2. E9 exceptional field theory II. The complete dynamics – Guillaume Bossard, Franz Ciceri, Gianluca Inverso, Axel Kleinschmidt, Henning Samtleben, published in JHEP 05 (2021) 107, DOI: 10.1007/JHEP05(2021)107 arXiv preprint: 2103.12118 [hep-th]

3. New N=1 AdS4 solutions of type IIB supergravity – David Berman, Thomas Fischbacher, Gianluca Inverso, available as arXiv preprint: 2111.03002 [hep-th] (to appear in JHEP)

4. Vacua of ω-deformed SO(8) supergravity – David Berman, Thomas Fischbacher, Gianluca Inverso, Ben Scellier, arXiv preprint 2201.04173 (submitted)

Since the beginning of the project, Dr Inverso has been co-organising the weekly online seminars titled Exceptional Geometry Seminar Series, covering topics closely related to the action and keeping in contact with the relevant research community during the COVID-19 pandemic. The researcher attended several (online) conferences/workshops, and gave presentations and lectures on the topics covered by the project.
The research side of this action is grounded in string theory and quantum gravity, as such is should be regarded as intrinsically fundamental research, with no direct societal implications in the short term but clear ones in the longest term, given the centrality of quantum mechanics and gravity in our understanding and hence control of Nature's laws.

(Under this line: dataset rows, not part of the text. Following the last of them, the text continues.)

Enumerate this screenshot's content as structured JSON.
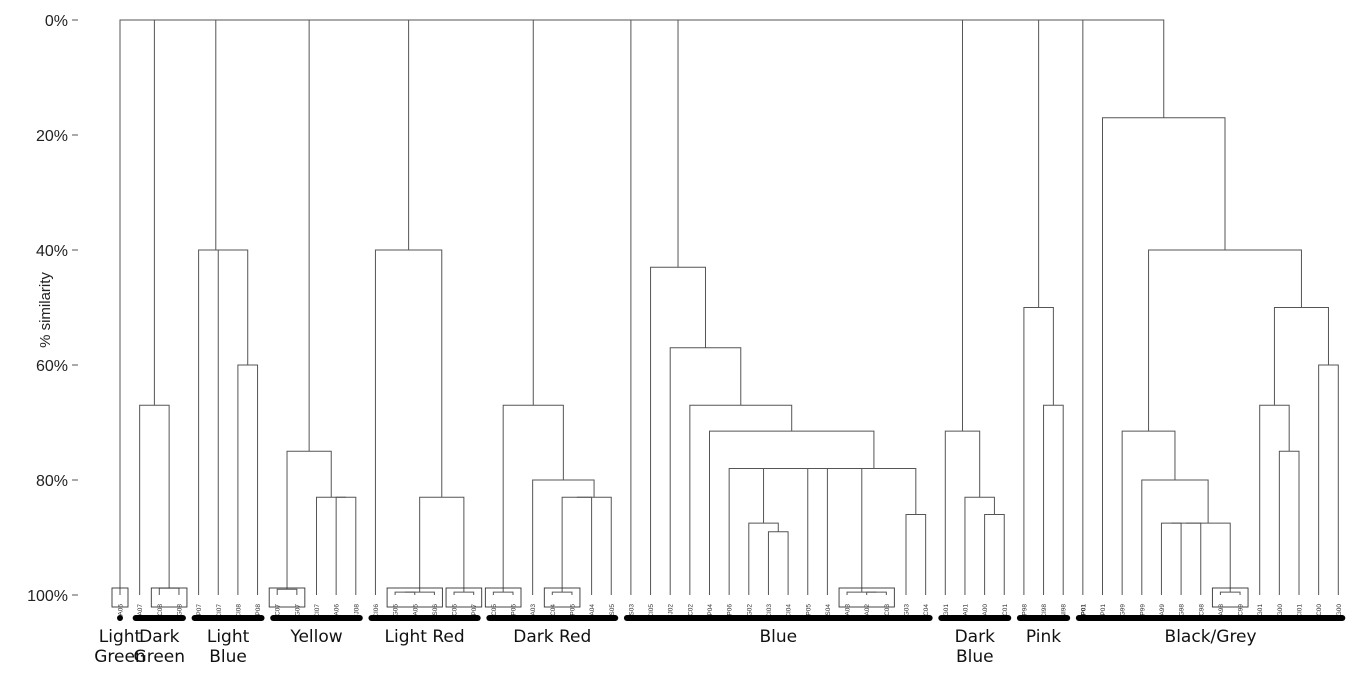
{
  "chart_data": {
    "type": "dendrogram",
    "ylabel": "% similarity",
    "yticks": [
      "0%",
      "20%",
      "40%",
      "60%",
      "80%",
      "100%"
    ],
    "ylim": [
      0,
      100
    ],
    "leaves": [
      "EA06",
      "EA07",
      "NC08",
      "TG08",
      "FP07",
      "CI07",
      "CI08",
      "FP08",
      "NC07",
      "TG07",
      "CI07",
      "EA06",
      "FJ08",
      "CI06",
      "TG06",
      "EA05",
      "AS06",
      "NC06",
      "FP07",
      "NC05",
      "FP06",
      "EA03",
      "NC04",
      "FP05",
      "EA04",
      "AS05",
      "AS03",
      "CI05",
      "FJ02",
      "NC02",
      "FP04",
      "FP06",
      "TG02",
      "CI03",
      "CI04",
      "FP05",
      "AS04",
      "VA03",
      "EA02",
      "NC03",
      "TG03",
      "NC04",
      "TG01",
      "EA01",
      "EA00",
      "NC01",
      "FP98",
      "CI98",
      "NI98",
      "FP01",
      "FP01",
      "TG99",
      "FP99",
      "EA99",
      "TG98",
      "NC98",
      "EA98",
      "NC99",
      "TG01",
      "TG00",
      "CI01",
      "NC00",
      "TG00"
    ],
    "boxed_leaves": [
      [
        "NC08",
        "TG08"
      ],
      [
        "NC07",
        "TG07"
      ],
      [
        "EA06",
        "FJ08"
      ],
      [
        "TG06",
        "EA05",
        "AS06"
      ],
      [
        "NC06",
        "FP07"
      ],
      [
        "NC05",
        "FP06"
      ],
      [
        "NC04",
        "FP05"
      ],
      [
        "VA03",
        "EA02",
        "NC03"
      ],
      [
        "EA98",
        "NC99"
      ]
    ],
    "clusters": [
      {
        "name": "Light Green",
        "leaves": [
          0,
          0
        ]
      },
      {
        "name": "Dark Green",
        "leaves": [
          1,
          3
        ]
      },
      {
        "name": "Light Blue",
        "leaves": [
          4,
          7
        ]
      },
      {
        "name": "Yellow",
        "leaves": [
          8,
          12
        ]
      },
      {
        "name": "Light Red",
        "leaves": [
          13,
          18
        ]
      },
      {
        "name": "Dark Red",
        "leaves": [
          19,
          25
        ]
      },
      {
        "name": "Blue",
        "leaves": [
          26,
          41
        ]
      },
      {
        "name": "Dark Blue",
        "leaves": [
          42,
          45
        ]
      },
      {
        "name": "Pink",
        "leaves": [
          46,
          48
        ]
      },
      {
        "name": "Black/Grey",
        "leaves": [
          49,
          62
        ]
      }
    ],
    "merges": [
      {
        "l": 2,
        "r": 3,
        "h": 98.8
      },
      {
        "l": 1,
        "r": "m0",
        "h": 67
      },
      {
        "l": 6,
        "r": 7,
        "h": 60
      },
      {
        "l": 5,
        "r": "m2",
        "h": 40
      },
      {
        "l": 4,
        "r": "m3",
        "h": 40
      },
      {
        "l": 11,
        "r": 12,
        "h": 83
      },
      {
        "l": 10,
        "r": "m5",
        "h": 83
      },
      {
        "l": 8,
        "r": 9,
        "h": 99
      },
      {
        "l": "m7",
        "r": "m6",
        "h": 75
      },
      {
        "l": 14,
        "r": 15,
        "h": 99.5
      },
      {
        "l": "m9",
        "r": 16,
        "h": 99.5
      },
      {
        "l": 17,
        "r": 18,
        "h": 99.5
      },
      {
        "l": "m10",
        "r": "m11",
        "h": 83
      },
      {
        "l": 13,
        "r": "m12",
        "h": 40
      },
      {
        "l": 22,
        "r": 23,
        "h": 99.5
      },
      {
        "l": "m14",
        "r": 24,
        "h": 83
      },
      {
        "l": "m15",
        "r": 25,
        "h": 83
      },
      {
        "l": 21,
        "r": "m16",
        "h": 80
      },
      {
        "l": 19,
        "r": 20,
        "h": 99.5
      },
      {
        "l": "m18",
        "r": "m17",
        "h": 67
      },
      {
        "l": 33,
        "r": 34,
        "h": 89
      },
      {
        "l": 32,
        "r": "m20",
        "h": 87.5
      },
      {
        "l": 38,
        "r": 39,
        "h": 99.5
      },
      {
        "l": 37,
        "r": "m22",
        "h": 99.5
      },
      {
        "l": 40,
        "r": 41,
        "h": 86
      },
      {
        "l": 31,
        "r": "m21",
        "h": 78
      },
      {
        "l": "m25",
        "r": 35,
        "h": 78
      },
      {
        "l": "m26",
        "r": 36,
        "h": 78
      },
      {
        "l": "m27",
        "r": "m23",
        "h": 78
      },
      {
        "l": "m28",
        "r": "m24",
        "h": 78
      },
      {
        "l": 30,
        "r": "m29",
        "h": 71.5
      },
      {
        "l": 29,
        "r": "m30",
        "h": 67
      },
      {
        "l": 28,
        "r": "m31",
        "h": 57
      },
      {
        "l": 27,
        "r": "m32",
        "h": 43
      },
      {
        "l": 26,
        "r": "m33",
        "h": 0
      },
      {
        "l": 44,
        "r": 45,
        "h": 86
      },
      {
        "l": 43,
        "r": "m35",
        "h": 83
      },
      {
        "l": 42,
        "r": "m36",
        "h": 71.5
      },
      {
        "l": 47,
        "r": 48,
        "h": 67
      },
      {
        "l": 46,
        "r": "m38",
        "h": 50
      },
      {
        "l": 56,
        "r": 57,
        "h": 99.5
      },
      {
        "l": 53,
        "r": 54,
        "h": 87.5
      },
      {
        "l": "m41",
        "r": 55,
        "h": 87.5
      },
      {
        "l": "m42",
        "r": "m40",
        "h": 87.5
      },
      {
        "l": 52,
        "r": "m43",
        "h": 80
      },
      {
        "l": 51,
        "r": "m44",
        "h": 71.5
      },
      {
        "l": 59,
        "r": 60,
        "h": 75
      },
      {
        "l": 58,
        "r": "m46",
        "h": 67
      },
      {
        "l": 61,
        "r": 62,
        "h": 60
      },
      {
        "l": "m47",
        "r": "m48",
        "h": 50
      },
      {
        "l": "m45",
        "r": "m49",
        "h": 40
      },
      {
        "l": 50,
        "r": "m50",
        "h": 17
      },
      {
        "l": 49,
        "r": "m51",
        "h": 0
      },
      {
        "l": "m39",
        "r": "m52",
        "h": 0
      },
      {
        "l": "m37",
        "r": "m53",
        "h": 0
      },
      {
        "l": "m34",
        "r": "m54",
        "h": 0
      },
      {
        "l": "m19",
        "r": "m55",
        "h": 0
      },
      {
        "l": "m13",
        "r": "m56",
        "h": 0
      },
      {
        "l": "m8",
        "r": "m57",
        "h": 0
      },
      {
        "l": "m4",
        "r": "m58",
        "h": 0
      },
      {
        "l": "m1",
        "r": "m59",
        "h": 0
      },
      {
        "l": 0,
        "r": "m60",
        "h": 0
      }
    ]
  }
}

In this action, important novel families of string theory solutions were constructed by developing and exploiting a mathematical framework known as exceptional field theory, which captures the low energy degrees of freedom of string theory in a form which makes certain special properties of the theory, called U-dualities, manifest. Some emphasis was also put into the development and use of machine-learning techniques to numerically identify such solutions (and then reproduce them analytically) exploiting for instance the auto-differentiation capabilities of Google’s TensorFlow for the search of gauged supergravity solutions. Novel classes of so-called “S-fold” solutions were discovered, which are special stringy kinds of geometries where dualities play a central role, which proved especially interesting for the AdS/CFT correspondence (i.e. an identification between quantum gravity models and certain quantum field theories).

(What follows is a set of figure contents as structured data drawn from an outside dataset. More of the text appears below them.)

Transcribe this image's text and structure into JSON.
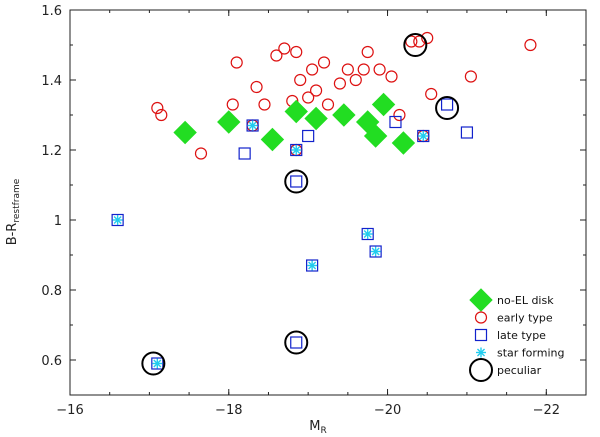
{
  "chart_data": {
    "type": "scatter",
    "xlabel": "M",
    "xlabel_sub": "R",
    "ylabel": "B-R",
    "ylabel_sub": "restframe",
    "xlim": [
      -16,
      -22.5
    ],
    "ylim": [
      0.5,
      1.6
    ],
    "x_ticks": [
      -16,
      -18,
      -20,
      -22
    ],
    "x_tick_labels": [
      "−16",
      "−18",
      "−20",
      "−22"
    ],
    "y_ticks": [
      0.6,
      0.8,
      1.0,
      1.2,
      1.4,
      1.6
    ],
    "y_tick_labels": [
      "0.6",
      "0.8",
      "1",
      "1.2",
      "1.4",
      "1.6"
    ],
    "grid": false,
    "legend_position": "bottom-right",
    "series": [
      {
        "name": "no-EL disk",
        "marker": "diamond",
        "color": "#22dd22",
        "points": [
          [
            -17.45,
            1.25
          ],
          [
            -18.0,
            1.28
          ],
          [
            -18.55,
            1.23
          ],
          [
            -18.85,
            1.31
          ],
          [
            -19.1,
            1.29
          ],
          [
            -19.45,
            1.3
          ],
          [
            -19.75,
            1.28
          ],
          [
            -19.85,
            1.24
          ],
          [
            -19.95,
            1.33
          ],
          [
            -20.2,
            1.22
          ]
        ]
      },
      {
        "name": "early type",
        "marker": "circle-open",
        "color": "#dd1111",
        "points": [
          [
            -17.1,
            1.32
          ],
          [
            -17.15,
            1.3
          ],
          [
            -17.65,
            1.19
          ],
          [
            -18.05,
            1.33
          ],
          [
            -18.1,
            1.45
          ],
          [
            -18.35,
            1.38
          ],
          [
            -18.45,
            1.33
          ],
          [
            -18.6,
            1.47
          ],
          [
            -18.7,
            1.49
          ],
          [
            -18.8,
            1.34
          ],
          [
            -18.85,
            1.48
          ],
          [
            -18.9,
            1.4
          ],
          [
            -19.0,
            1.35
          ],
          [
            -19.05,
            1.43
          ],
          [
            -19.1,
            1.37
          ],
          [
            -19.2,
            1.45
          ],
          [
            -19.25,
            1.33
          ],
          [
            -19.4,
            1.39
          ],
          [
            -19.5,
            1.43
          ],
          [
            -19.6,
            1.4
          ],
          [
            -19.7,
            1.43
          ],
          [
            -19.75,
            1.48
          ],
          [
            -19.9,
            1.43
          ],
          [
            -20.05,
            1.41
          ],
          [
            -20.15,
            1.3
          ],
          [
            -20.3,
            1.51
          ],
          [
            -20.4,
            1.51
          ],
          [
            -20.5,
            1.52
          ],
          [
            -20.55,
            1.36
          ],
          [
            -21.05,
            1.41
          ],
          [
            -21.8,
            1.5
          ],
          [
            -18.3,
            1.27
          ],
          [
            -18.85,
            1.2
          ],
          [
            -20.45,
            1.24
          ]
        ]
      },
      {
        "name": "late type",
        "marker": "square-open",
        "color": "#1122cc",
        "points": [
          [
            -16.6,
            1.0
          ],
          [
            -17.1,
            0.59
          ],
          [
            -18.2,
            1.19
          ],
          [
            -18.3,
            1.27
          ],
          [
            -18.85,
            1.2
          ],
          [
            -18.85,
            1.11
          ],
          [
            -18.85,
            0.65
          ],
          [
            -19.0,
            1.24
          ],
          [
            -19.05,
            0.87
          ],
          [
            -19.75,
            0.96
          ],
          [
            -19.85,
            0.91
          ],
          [
            -20.1,
            1.28
          ],
          [
            -20.45,
            1.24
          ],
          [
            -20.75,
            1.33
          ],
          [
            -21.0,
            1.25
          ]
        ]
      },
      {
        "name": "star forming",
        "marker": "asterisk",
        "color": "#22ccee",
        "points": [
          [
            -16.6,
            1.0
          ],
          [
            -17.1,
            0.59
          ],
          [
            -18.3,
            1.27
          ],
          [
            -18.85,
            1.2
          ],
          [
            -19.05,
            0.87
          ],
          [
            -19.75,
            0.96
          ],
          [
            -19.85,
            0.91
          ],
          [
            -20.45,
            1.24
          ]
        ]
      },
      {
        "name": "peculiar",
        "marker": "circle-large-open",
        "color": "#000000",
        "points": [
          [
            -17.05,
            0.59
          ],
          [
            -18.85,
            1.11
          ],
          [
            -18.85,
            0.65
          ],
          [
            -20.35,
            1.5
          ],
          [
            -20.75,
            1.32
          ]
        ]
      }
    ]
  }
}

Sometimes we can truncate string theory to some simpler models called gauged supergravities, namely a theory of general relativity (in some number of spacetime dimensions) coupled to matter fields, fermions and generalisations of electromagnetic fields, all interacting with each other. A classification was performed of such models that can be associated to certain geometries, called “generalized Leibniz parallelizable spaces”, on which ten- and eleven-dimensional supergravities can be reduced.

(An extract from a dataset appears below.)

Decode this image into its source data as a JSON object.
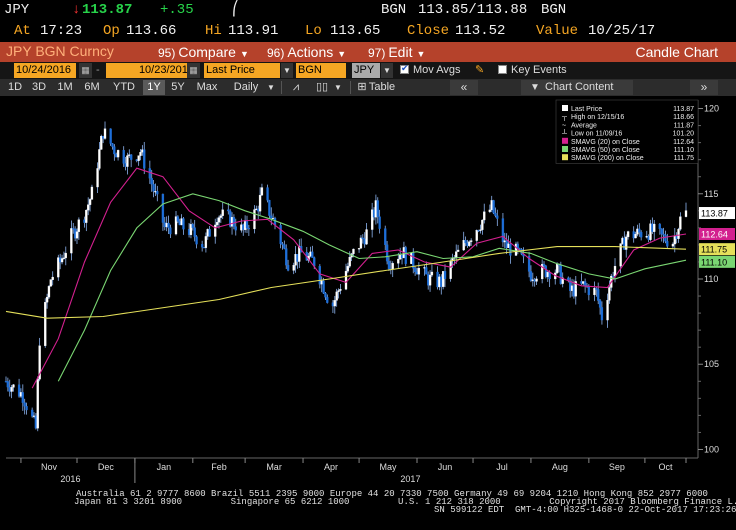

The construction of so-called E9 exceptional field theory – the other main objective of the action – has been completed (this is described in the summary above). The theory has been developed in two different formulations – one involves an infinite amount of extra symmetries and variables, which was not previously anticipated. This allows for the definition of gauge-covariant quantities, a basic building block of any gauge theory since electromagnetism. It makes direct contact with a special mathematical property of maximal supergravity in two dimensions, called classical integrability. A second "non-covariant" formulation allows to make contact with certain algebraic structures known as “tensor hierarchy algebras” which have played an important role in developing the most mathematical aspects of supergravity in the last decade. As side-products of this work, a covariant formulation of the infinite chain of duality relations in 2d supergravity was put forward, clarifying several aspects of previous constructions; a starting point for the covariant formulation of two-dimensional gauged supergravity was determined, including a gauge-covariant twisted self-duality equation and the main (topological) part of the pseudo-action.